France and Germany push for fast-track subsidies after US row
French and German economy ministers are urging European Union regulators to let them fast-track subsidies for "key industrial sectors" as they push for more support to companies after a row over a massive U.S. green support package.
France's Economy and Finance Minister Bruno Le Maire and Germany's Economy Minister Robert Habeck said in a joint statement that they wanted "targeted subsidies and tax credits" for industry via umbrella state aid programs that wouldn't require lengthy checks from the European Commission.
The two ministers are also planning to travel to Washington in early January with Commission officials to discuss the consequences of the U.S. Inflation Reduction Act, the French and German officials told reporters at a briefing.
Their statement is the latest pressure from France and Germany against EU subsidy rules they see as too restrictive when they want to support companies hit hard by soaring energy costs. European industry has complained that U.S. subsidies were the last straw in making European-made goods less competitive with global rivals.

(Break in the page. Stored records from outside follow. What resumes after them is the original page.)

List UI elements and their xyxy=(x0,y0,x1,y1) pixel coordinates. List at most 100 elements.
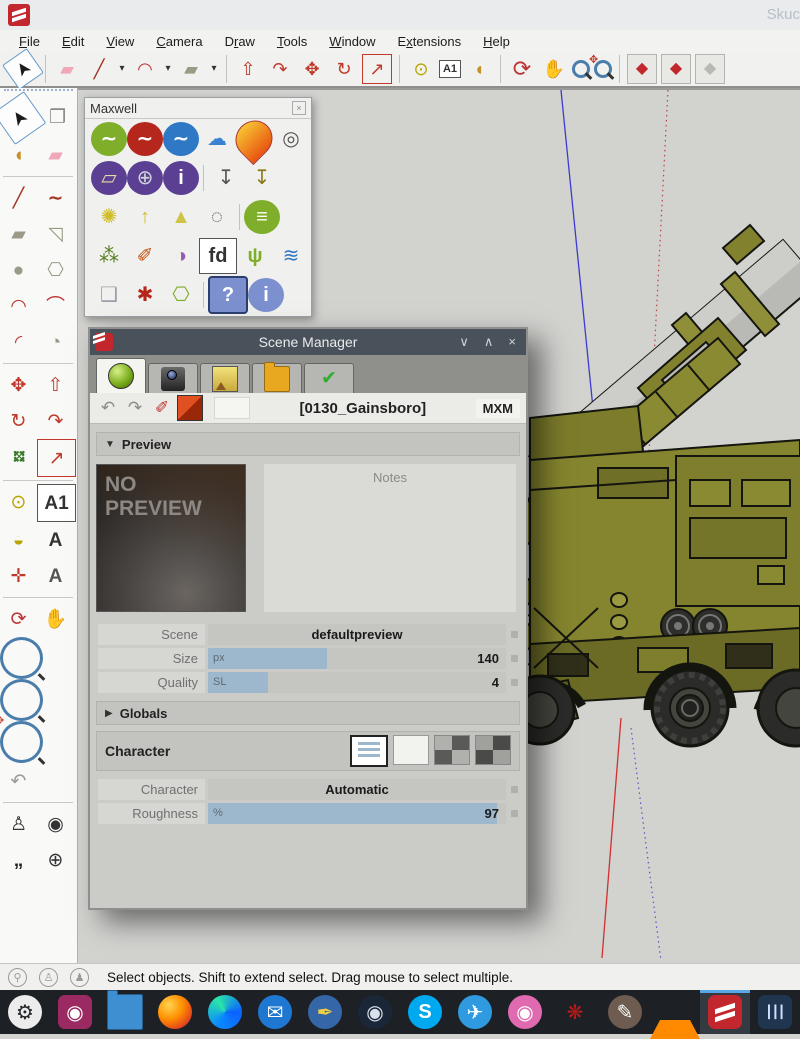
taskbar-icon-bird[interactable]: ✈ xyxy=(450,990,500,1034)
volumetric-icon[interactable]: ✱ xyxy=(127,278,163,312)
mxm-info-icon[interactable]: i xyxy=(163,161,199,195)
notes-panel[interactable]: Notes xyxy=(264,464,516,612)
grass-icon[interactable]: ψ xyxy=(237,239,273,273)
menu-tools[interactable]: Tools xyxy=(266,34,318,49)
preview-section-header[interactable]: ▼ Preview xyxy=(96,432,520,456)
sign-in-icon[interactable]: ♟ xyxy=(70,968,89,987)
line-tool-icon[interactable]: ╱ xyxy=(85,55,113,83)
material-name[interactable]: [0130_Gainsboro] xyxy=(250,400,476,417)
zoom-extents-tool-icon[interactable] xyxy=(594,60,612,78)
eraser-tool-icon[interactable]: ▰ xyxy=(53,55,81,83)
zoom-tool-icon[interactable] xyxy=(572,60,590,78)
open-mxm-folder-icon[interactable]: ▱ xyxy=(91,161,127,195)
tab-material[interactable] xyxy=(96,358,146,393)
circle-tool-icon[interactable]: ● xyxy=(0,252,37,288)
arc-tool-icon[interactable]: ◠ xyxy=(0,288,37,324)
menu-edit[interactable]: Edit xyxy=(51,34,95,49)
rectangle-tool-icon[interactable]: ▰ xyxy=(177,55,205,83)
color-wheel-icon[interactable]: ◑ xyxy=(163,239,199,273)
character-checker2-mode-button[interactable] xyxy=(475,735,511,765)
position-camera-tool-icon[interactable]: ♙ xyxy=(0,806,37,842)
dropdown-arrow-icon[interactable]: ▾ xyxy=(117,55,127,83)
redo-icon[interactable]: ↷ xyxy=(123,395,147,419)
emitter-icon[interactable]: ✺ xyxy=(91,200,127,234)
roughness-lock-box[interactable] xyxy=(511,810,518,817)
orbit-tool-icon[interactable]: ⟳ xyxy=(508,55,536,83)
menu-extensions[interactable]: Extensions xyxy=(387,34,473,49)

The French and German statement calls for criteria on what aid could be approved in advance and for "general national support" programs. The Commission currently operates by requiring governments to ask permission before granting most aid to companies.
Officials wouldn't give details on whether they wanted aid to be disbursed without a Commission decision, saying it would be up to the Commission to make proposals.
The Commission last week asked governments for comments on another change to crisis state aid rules which have already allowed EU member countries to spend billions of euros to help economies hit by the effect of Russia's invasion of Ukraine on energy prices.
Le Maire and Habeck also called on the EU and the U.S. to agree on "mutual recognition of standards and access to subsidy" programs and to discuss this at a 2023 meeting of the EU-U.S. Trade and Technology Council. They also repeated a call for Washington to open up its planned subsidies to European companies.